Likes the school so much. On my return, I am again
having major computer trouble with America Online
repeatedly crashing. I reload it completely on my
Mac, losing all my addresses, etc. and it still
crashes two minutes after I go online. So for the
time being it is "America Offline." How
infuriating. Last week I referred in my
answers to a Greek journalist to the
little-known 1938 American seizure of two British
islands in the Pacific, needed by Pan American
Airways as landing grounds -- the Canton Island
episode. A reader has sent this useful extract from
Collier's Year Book, the 1938 Archive. Its
reticent treatment of this episode, in which
President Franklin D Roosevelt exploited the
Austrian Anschluss crisis as a smokescreen for his
own little invasion operation, is noteworthy: "1938:
International Law - Canton and Enderbury
Islands. - Announcement was made in
Washington, March 3 [1938], that for
reasons of commercial aviation and naval
strategy, the State and Navy Departments had
studied certain [British] islands with a
view to pressing claims to their ownership. Two
days later formal claim was made to sovereignty
over Canton and Enderbury Islands in the Central
Pacific Ocean and to lands first visited by
Americans in Antarctica. An American occupation
expedition [a force of US Marines]
landed March 6 on the Pacific Islands, and March
9 Prime Minister Chamberlain told the
House of Commons that Great Britain 'reserves
her right over the islands.'"The
[U.S.] Department of the Interior April
1 issued a license granting commercial air
rights on Canton Island. On Aug. 11 the
Department of State announced that Britain and
the United States had agreed to set up a
régime for their common use of the two
islands in connection with international
aviation and communications, the question of
title being left in abeyance 'for a protracted
period'." So the islands were "studied" by Washington?

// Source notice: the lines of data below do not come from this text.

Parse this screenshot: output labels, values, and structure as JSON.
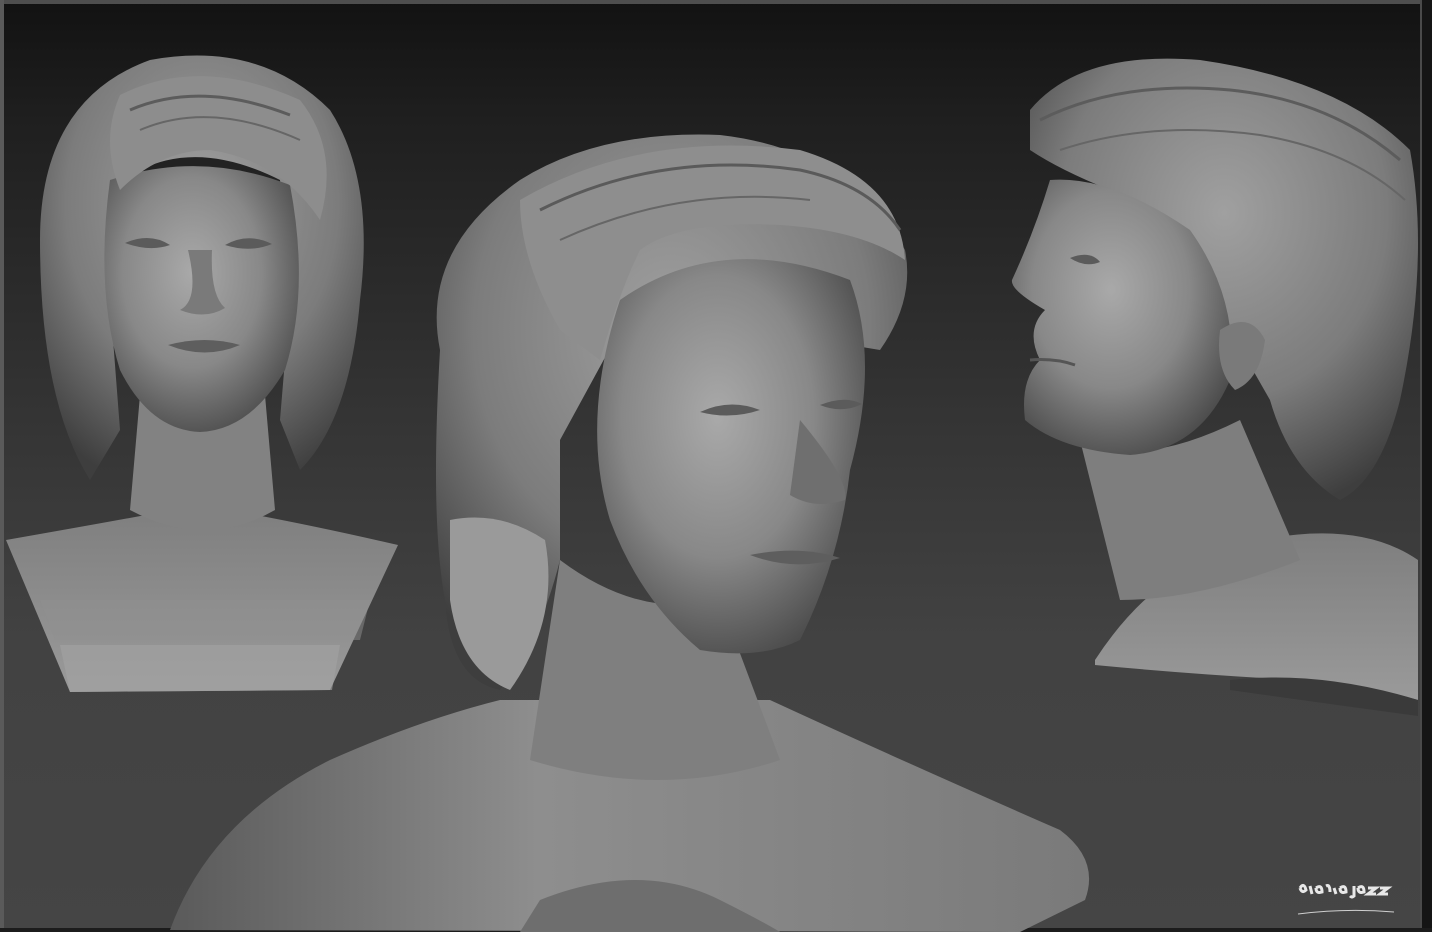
{
  "scene": {
    "description_alt": "",
    "background": {
      "top": "#121212",
      "bottom": "#454545"
    },
    "clay_color": "#8a8a8a",
    "views": [
      {
        "id": "front-view"
      },
      {
        "id": "three-quarter-view"
      },
      {
        "id": "profile-view"
      }
    ]
  },
  "signature": {
    "text": "dario jazz"
  }
}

Five years ago I studied the recently
released PRO file on this unattractive little
episode (in the Public Record Office, FO.371
series, piece 26,199, a file entitled 'United
States claim to certain Pacific Islands' -- it had
been closed until 1992). I found that the file contained a couple of
charming photographs of the grass hut occupied by
the British Resident on Canton Island, at the edge
of the landing ground which Pan Am coveted; the
British Union Flag was still flying in that photo
-- which is more than can be said for Pan Am today.